Ganshoren bénéficie à cet égard d’un positionnement intéressant : elle reste nettement plus accessible que plusieurs communes du sud-est de Bruxelles tout en proposant un environnement résidentiel et vert.

Pourquoi choisir Ganshoren pour s’installer à Bruxelles ?

Ganshoren conviendra particulièrement aux personnes qui cherchent un compromis entre Bruxelles et la périphérie.

On y trouve de grands appartements, des maisons familiales, des quartiers calmes, plusieurs écoles et une importante présence d’espaces verts, tout en restant à quelques kilomètres du centre de la capitale.

Son principal avantage immobilier tient probablement dans son rapport entre surface, prix et environnement.

Pour le budget nécessaire à l’achat d’un petit appartement dans certaines communes plus centrales ou plus recherchées de l’est et du sud de Bruxelles, il est encore possible de trouver à Ganshoren des logements offrant davantage d’espace.

La commune n’est évidemment pas homogène. Un appartement avenue Marie de Hongrie, une maison proche de Charles-Quint et un logement situé près du parc Elisabeth ne répondent ni au même environnement ni nécessairement au même public.

C’est précisément pour cette raison que les moyennes communales doivent rester des points de comparaison.
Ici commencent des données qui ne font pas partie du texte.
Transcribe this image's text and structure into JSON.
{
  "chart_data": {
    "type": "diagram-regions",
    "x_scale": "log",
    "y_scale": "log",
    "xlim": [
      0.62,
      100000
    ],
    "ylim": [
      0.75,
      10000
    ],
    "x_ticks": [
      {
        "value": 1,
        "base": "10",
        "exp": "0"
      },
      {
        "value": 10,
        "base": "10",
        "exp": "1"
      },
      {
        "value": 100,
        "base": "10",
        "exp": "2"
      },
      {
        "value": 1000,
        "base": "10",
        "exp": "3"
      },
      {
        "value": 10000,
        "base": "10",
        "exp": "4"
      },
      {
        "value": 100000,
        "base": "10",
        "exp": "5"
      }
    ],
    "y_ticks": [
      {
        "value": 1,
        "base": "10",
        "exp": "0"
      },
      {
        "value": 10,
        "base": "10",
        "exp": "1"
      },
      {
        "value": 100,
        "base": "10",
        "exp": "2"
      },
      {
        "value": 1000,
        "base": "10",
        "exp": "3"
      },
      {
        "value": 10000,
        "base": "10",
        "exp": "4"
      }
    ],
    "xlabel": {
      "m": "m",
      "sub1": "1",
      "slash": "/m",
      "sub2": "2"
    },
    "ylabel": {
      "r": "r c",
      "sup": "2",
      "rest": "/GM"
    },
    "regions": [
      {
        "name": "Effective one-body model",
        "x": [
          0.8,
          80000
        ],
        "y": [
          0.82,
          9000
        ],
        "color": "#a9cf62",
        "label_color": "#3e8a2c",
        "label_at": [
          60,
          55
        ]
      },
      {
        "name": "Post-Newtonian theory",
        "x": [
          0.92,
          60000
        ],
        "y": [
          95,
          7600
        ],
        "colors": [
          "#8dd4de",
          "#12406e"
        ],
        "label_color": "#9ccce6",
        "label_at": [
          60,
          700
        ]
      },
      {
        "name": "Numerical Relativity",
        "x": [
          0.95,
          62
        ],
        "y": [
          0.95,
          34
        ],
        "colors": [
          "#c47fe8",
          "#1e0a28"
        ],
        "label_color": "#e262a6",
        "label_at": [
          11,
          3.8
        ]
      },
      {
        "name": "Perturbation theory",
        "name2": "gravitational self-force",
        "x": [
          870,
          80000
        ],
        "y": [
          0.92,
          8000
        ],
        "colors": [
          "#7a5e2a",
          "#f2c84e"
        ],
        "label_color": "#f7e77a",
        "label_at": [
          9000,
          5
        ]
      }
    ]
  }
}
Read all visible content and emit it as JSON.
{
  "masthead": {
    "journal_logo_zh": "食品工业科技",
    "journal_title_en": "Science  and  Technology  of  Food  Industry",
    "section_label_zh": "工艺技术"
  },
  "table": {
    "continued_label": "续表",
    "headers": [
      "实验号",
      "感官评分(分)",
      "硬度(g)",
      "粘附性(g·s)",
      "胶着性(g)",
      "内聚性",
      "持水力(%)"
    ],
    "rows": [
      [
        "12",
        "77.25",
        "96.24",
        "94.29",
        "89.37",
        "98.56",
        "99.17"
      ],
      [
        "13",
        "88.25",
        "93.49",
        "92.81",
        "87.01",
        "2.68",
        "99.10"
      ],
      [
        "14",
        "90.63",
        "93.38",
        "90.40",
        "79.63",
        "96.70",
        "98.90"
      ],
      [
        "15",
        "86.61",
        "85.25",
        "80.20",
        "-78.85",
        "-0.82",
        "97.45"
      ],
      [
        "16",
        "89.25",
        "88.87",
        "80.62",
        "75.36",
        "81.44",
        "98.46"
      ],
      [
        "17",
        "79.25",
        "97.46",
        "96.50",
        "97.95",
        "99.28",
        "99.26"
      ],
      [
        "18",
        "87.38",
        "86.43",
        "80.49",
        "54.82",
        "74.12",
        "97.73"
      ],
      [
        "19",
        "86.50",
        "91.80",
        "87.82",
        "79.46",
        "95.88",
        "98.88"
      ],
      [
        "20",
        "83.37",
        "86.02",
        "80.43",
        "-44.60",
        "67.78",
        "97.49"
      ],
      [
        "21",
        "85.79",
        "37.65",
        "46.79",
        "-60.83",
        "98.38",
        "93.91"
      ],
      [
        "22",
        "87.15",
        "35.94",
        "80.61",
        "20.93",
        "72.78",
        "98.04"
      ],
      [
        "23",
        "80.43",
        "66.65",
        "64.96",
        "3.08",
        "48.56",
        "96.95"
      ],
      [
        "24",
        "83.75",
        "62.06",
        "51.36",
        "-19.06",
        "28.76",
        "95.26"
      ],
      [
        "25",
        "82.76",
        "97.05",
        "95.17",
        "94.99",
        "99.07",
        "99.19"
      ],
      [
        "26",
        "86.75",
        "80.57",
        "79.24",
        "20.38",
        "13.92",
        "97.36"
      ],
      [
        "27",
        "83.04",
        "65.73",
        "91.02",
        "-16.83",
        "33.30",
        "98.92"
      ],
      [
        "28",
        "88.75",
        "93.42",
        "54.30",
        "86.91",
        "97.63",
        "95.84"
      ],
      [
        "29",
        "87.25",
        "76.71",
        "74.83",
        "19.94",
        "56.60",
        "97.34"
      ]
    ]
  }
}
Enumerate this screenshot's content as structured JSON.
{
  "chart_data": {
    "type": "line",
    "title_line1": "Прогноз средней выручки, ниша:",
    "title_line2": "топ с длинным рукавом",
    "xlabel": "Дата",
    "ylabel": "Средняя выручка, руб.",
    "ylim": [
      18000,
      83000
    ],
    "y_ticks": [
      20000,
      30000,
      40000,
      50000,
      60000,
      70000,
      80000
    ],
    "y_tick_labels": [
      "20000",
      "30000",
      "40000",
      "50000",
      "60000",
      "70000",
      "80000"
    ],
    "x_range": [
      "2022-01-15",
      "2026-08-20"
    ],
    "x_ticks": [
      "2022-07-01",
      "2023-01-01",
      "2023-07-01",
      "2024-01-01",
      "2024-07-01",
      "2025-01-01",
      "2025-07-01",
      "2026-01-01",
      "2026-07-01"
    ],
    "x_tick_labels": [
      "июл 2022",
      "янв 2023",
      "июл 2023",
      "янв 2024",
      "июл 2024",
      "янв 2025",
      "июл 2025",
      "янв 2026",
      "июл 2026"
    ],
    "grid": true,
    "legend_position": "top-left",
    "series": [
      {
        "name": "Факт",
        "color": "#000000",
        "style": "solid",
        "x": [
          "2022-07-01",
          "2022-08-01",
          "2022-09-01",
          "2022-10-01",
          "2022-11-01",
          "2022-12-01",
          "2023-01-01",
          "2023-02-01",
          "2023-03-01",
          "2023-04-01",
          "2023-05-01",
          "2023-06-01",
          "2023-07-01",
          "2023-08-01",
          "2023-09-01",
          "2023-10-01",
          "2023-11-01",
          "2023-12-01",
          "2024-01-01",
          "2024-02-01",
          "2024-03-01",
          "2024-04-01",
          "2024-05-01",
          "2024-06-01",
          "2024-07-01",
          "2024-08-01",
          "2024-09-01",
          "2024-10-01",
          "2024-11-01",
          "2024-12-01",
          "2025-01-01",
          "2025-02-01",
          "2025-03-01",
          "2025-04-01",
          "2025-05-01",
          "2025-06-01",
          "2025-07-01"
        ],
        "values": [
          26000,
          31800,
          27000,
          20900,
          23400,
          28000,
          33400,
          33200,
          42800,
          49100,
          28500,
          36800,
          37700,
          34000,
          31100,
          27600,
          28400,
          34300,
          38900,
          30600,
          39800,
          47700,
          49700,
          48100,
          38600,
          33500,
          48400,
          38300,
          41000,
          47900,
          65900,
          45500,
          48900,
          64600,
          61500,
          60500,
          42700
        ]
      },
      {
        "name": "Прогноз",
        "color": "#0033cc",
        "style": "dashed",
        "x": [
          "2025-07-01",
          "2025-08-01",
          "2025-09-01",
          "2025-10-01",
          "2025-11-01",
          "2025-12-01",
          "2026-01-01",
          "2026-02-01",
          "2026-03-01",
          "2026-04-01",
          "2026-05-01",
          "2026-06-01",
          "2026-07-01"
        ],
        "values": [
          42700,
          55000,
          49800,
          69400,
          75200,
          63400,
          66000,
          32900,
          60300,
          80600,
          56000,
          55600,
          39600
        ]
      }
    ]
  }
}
Chez Immo Balcaen, nous travaillons quotidiennement dans le nord-ouest de Bruxelles et suivons depuis près de 30 ans les marchés de Jette, Ganshoren et des communes environnantes.

À Ganshoren comme ailleurs, une bonne analyse immobilière ne s’arrête jamais au code postal 1083.

La rue, le type de bâtiment, le PEB, l’état de la copropriété, la présence d’un extérieur et la demande existante pour ce type précis de logement sont déterminants.

C’est cette connaissance du terrain qui permet de comprendre la véritable valeur d’un bien.